Toch zien we hier als team zeker nog groeimarge. Eén van de manier om de betrokkenheid te vergroten is natuurlijk door de pijler van contextrijk leren verder uit te werken.

- Contextrijk leren
De leerlingen krijgen de vrijheid gekregen om zelf (mogelijke) gastsprekers aan te brengen en de bedoeling is dat zij dan ook zelf de nodige stappen ondernemen om de gastsprekers uit te nodigen. Naar de leerkrachten toe moeten ze op voldoende wijze kunnen funderen waar de inhoud/meerwaarde van de gastspreker ligt ten aanzien van LPD’s of
VOETen, zodat we de functionaliteit kunnen bewaken.

Naast de ‘klassieke’ excursies en de GWP willen we meer projectweken organiseren die een vakoverschrijdend thema zal bevatten. Hiervoor zullen de leerlingen samen met de werkgroep ook ‘out of the box’ denken naar mogelijke bestemmingen die zouden aansluiten bij de projectweek.

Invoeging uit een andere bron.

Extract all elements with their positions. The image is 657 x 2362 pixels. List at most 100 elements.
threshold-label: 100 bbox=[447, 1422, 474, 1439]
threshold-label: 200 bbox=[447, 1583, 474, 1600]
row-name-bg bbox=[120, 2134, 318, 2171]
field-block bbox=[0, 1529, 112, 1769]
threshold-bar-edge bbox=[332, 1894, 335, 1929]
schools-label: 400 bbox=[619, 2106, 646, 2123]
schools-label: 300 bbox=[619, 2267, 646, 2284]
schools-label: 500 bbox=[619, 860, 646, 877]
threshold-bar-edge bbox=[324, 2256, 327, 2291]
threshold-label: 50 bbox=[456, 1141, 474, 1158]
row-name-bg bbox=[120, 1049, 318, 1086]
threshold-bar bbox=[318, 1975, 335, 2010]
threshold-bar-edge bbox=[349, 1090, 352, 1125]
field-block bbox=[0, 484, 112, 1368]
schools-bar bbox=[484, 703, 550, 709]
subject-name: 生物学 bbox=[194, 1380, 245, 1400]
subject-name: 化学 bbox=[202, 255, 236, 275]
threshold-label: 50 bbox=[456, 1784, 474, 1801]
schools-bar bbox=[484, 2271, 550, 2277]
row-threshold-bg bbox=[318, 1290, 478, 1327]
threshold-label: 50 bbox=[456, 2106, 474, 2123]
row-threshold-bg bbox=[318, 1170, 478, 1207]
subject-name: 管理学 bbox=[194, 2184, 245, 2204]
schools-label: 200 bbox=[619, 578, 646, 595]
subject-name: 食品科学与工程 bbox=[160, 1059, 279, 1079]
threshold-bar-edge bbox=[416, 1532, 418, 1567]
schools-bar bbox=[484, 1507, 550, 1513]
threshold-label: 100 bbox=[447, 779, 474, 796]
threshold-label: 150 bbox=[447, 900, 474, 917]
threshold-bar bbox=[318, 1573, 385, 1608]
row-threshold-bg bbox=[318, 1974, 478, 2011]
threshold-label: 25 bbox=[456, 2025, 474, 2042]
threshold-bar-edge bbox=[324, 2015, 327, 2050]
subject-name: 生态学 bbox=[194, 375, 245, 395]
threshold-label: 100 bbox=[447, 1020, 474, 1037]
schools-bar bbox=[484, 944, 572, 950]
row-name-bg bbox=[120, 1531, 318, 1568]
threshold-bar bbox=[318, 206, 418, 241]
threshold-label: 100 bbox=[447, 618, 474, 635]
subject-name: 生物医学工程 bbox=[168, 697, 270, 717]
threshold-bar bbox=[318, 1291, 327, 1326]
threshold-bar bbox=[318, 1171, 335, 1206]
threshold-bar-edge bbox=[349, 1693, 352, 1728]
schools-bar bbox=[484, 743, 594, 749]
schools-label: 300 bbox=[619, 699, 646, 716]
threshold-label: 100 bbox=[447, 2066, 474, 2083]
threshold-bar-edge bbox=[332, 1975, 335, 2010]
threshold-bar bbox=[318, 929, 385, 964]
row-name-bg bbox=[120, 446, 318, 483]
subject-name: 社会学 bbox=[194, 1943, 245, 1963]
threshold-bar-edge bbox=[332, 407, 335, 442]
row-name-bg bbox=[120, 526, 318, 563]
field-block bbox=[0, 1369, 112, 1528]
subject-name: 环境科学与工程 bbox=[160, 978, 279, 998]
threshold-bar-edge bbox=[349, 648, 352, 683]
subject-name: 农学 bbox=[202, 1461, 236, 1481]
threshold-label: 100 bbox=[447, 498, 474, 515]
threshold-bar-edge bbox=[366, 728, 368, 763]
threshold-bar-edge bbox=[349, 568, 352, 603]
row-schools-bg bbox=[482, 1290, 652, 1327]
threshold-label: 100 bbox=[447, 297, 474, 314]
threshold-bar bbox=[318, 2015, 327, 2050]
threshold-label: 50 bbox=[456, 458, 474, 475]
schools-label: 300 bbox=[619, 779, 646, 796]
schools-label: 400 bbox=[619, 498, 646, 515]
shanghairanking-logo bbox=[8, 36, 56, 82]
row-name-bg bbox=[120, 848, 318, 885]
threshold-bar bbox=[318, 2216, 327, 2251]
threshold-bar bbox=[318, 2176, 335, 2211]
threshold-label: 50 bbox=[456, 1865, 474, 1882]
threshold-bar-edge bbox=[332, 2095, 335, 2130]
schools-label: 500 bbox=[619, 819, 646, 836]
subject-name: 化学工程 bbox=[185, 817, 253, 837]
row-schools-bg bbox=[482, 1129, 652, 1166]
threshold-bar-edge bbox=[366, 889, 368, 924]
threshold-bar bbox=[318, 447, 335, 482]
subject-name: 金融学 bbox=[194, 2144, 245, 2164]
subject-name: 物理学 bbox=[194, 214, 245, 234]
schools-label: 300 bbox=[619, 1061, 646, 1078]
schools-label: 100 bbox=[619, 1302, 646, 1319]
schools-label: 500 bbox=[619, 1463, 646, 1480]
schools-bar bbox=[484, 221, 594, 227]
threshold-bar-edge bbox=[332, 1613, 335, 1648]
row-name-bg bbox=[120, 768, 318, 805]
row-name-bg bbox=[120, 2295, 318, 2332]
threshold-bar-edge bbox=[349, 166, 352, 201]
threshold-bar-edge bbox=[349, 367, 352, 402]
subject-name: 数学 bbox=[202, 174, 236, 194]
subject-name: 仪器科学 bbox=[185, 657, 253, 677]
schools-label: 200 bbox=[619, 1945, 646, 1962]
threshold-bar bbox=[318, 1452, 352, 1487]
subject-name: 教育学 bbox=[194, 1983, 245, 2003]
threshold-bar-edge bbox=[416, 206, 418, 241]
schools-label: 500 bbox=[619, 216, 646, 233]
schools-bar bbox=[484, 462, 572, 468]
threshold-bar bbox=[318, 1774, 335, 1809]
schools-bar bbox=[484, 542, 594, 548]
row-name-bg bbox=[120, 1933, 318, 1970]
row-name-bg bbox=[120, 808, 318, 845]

Stage of samenwerking met externe partners. Dit doen ze om een eerste ervaring met de werkvloer op te doen, maar ook om een realistisch en waarheidsgetrouw beeld te vormen over de problematieken waarmee ze nu vaak enkel in contact komen aan de hand van theorie. De leerlingen zouden door een samenwerking met externe partners (bedrijven, andere scholen...) streven naar gezamenlijke, coöperatieve doelen. De concrete invulling hiervan zal gebeuren in samenspraak met de leerlingen om hun motivatie te vergroten, dus kan nog niet op papier gezet worden.

Resultaten

Leerlingen van dichtbij opvolgen levert goede en motiverende resultaten op. Leerlingen voelen zich gewaardeerd en waarderen de inspanningen van hun leerkrachten. De gemiddelde score van de resultaten ligt hoger en wanneer het toch niet lukt, is de situatie geen verrassing. Leerling, ouders en leerkrachten hebben immers samen een parcours afgelegd en weten precies waar er pijnpunten blijven en welk traject er werd afgelegd. In deze veilige omgeving, voelen de leerlingen zich gesterkt. Ze hebben een hechte band met hun projectgenoten en met hun leerkrachten, kennen hun sterke punten maar ook werkpunten beter en zijn gegroeid in zelfstandigheid en verantwoordelijkheidszin.

Tips & tricks

De slaagkansen van zulk ambitieus project zijn afhankelijk van een aantal factoren waarvan de belangrijkste het team is. De leden van het team moeten hetzelfde doel hebben, elkaar aanvullen en verrijken. Ze kunnen leerlingen coachen en zijn bereid aan dit luik van de job hetzelfde gewicht toe te kennen als aan het luik vakexpert. Het team moet ook zelfsturend zijn en beslissingen kunnen nemen zonder afhankelijk te zijn van een ingewikkelde procedures.

Materiaal

De infrastructuur moet tegemoet komen aan de noden. Zo beschikken de leerlingen over 4 aaneensluitende lokalen waar de muren deels vervangen werden door glazen wanden en deuren. We weerhouden een instructieruimte, een eigen OLC met laptops, een zithoek en een werkruimte met bibliotheek.